Though the original cocktail was supposedly shaken for a whole 12 minutes, Mark Schettler of New Orleans’ Bar Tonique suggests that five minutes of shaking this laborious, gin-based classic is plenty. Here, the bar’s recipe for the classic cocktail.
- 3/4 ounce citrus juice (1:1, lemon juice:lime juice)
- 1 egg white
- 1 1/2 ounces Old Tom gin, preferably Hayman's
- 3/4 ounce triple sec, preferably Luxardo Triplum
- 3/4 ounce demerara syrup (1:1, demerara sugar:water)
- 3/4 ounce heavy cream
- soda water, to top
- 3 drops orange flower water
- Combine all ingredients except the orange flower water in a shaker tin with ice.
- Shake until well chilled.
- Strain the drink between the two halves of the shaker tin to remove the ice, then shake again for five minutes without ice until thick and emulsified.

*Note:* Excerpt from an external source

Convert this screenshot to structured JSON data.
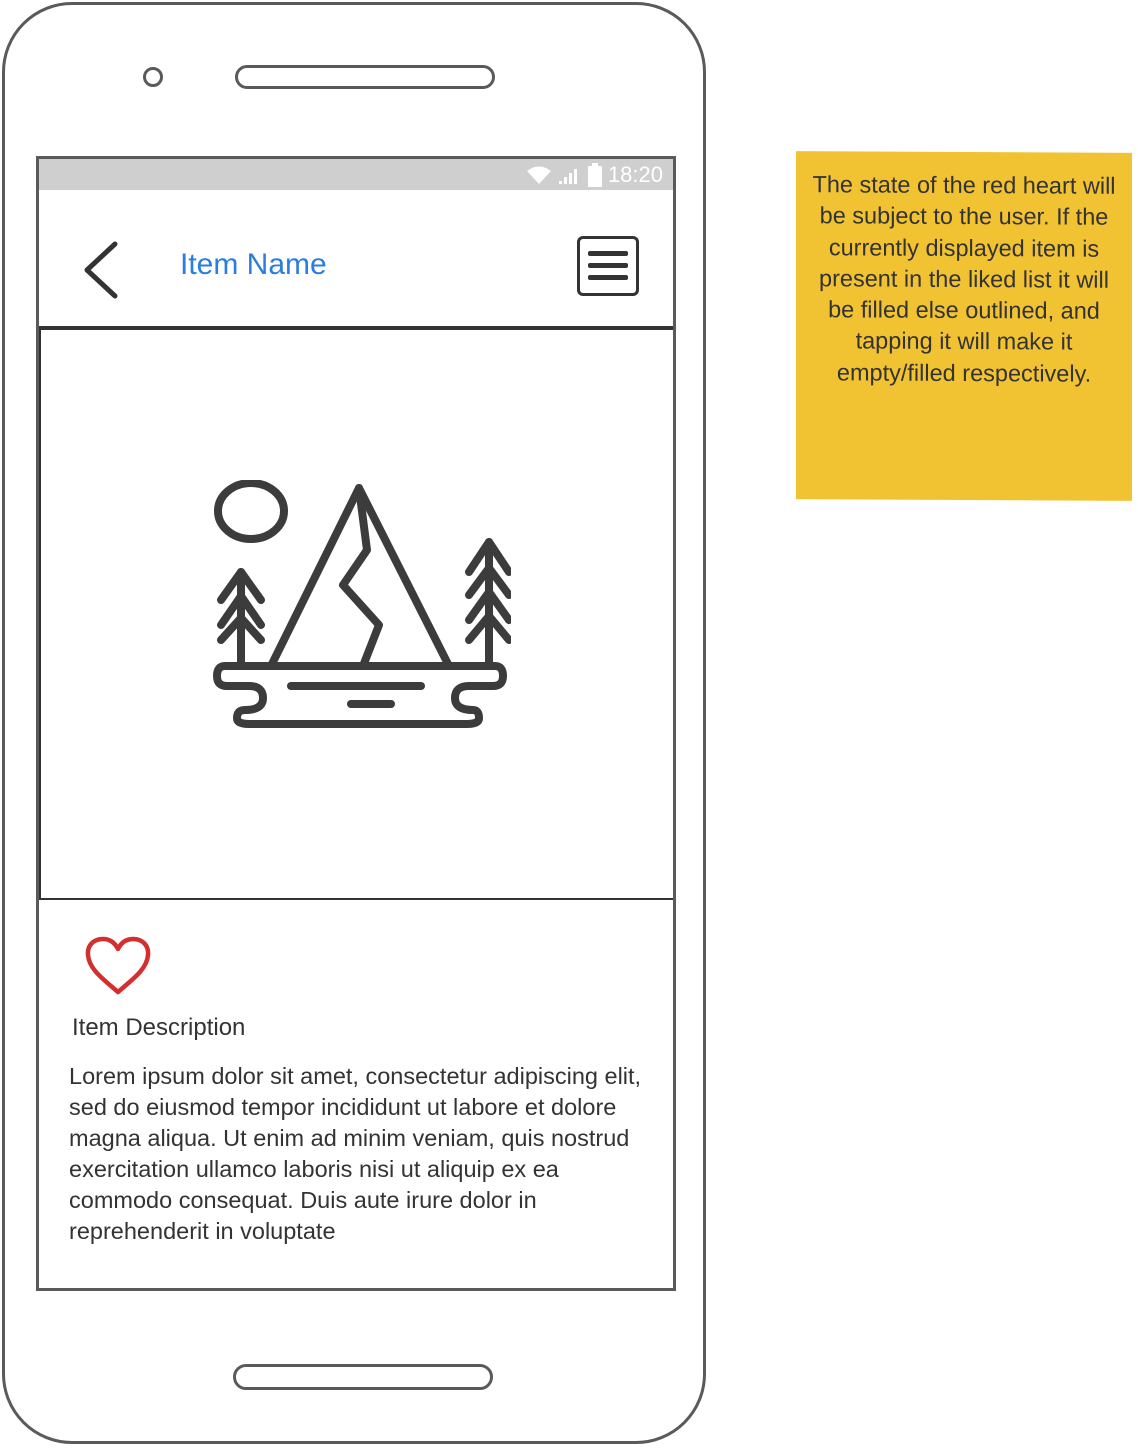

- Pour the drink into a Collins glass and set aside until the meringue has separated from the liquid beneath, about five minutes.
- Place a barspoon into the middle of the drink and carefully pour soda water along the spoon (so as not to deflate the meringue) until the meringue has risen above the rim of the glass.
- Top with three drops of orange flower water.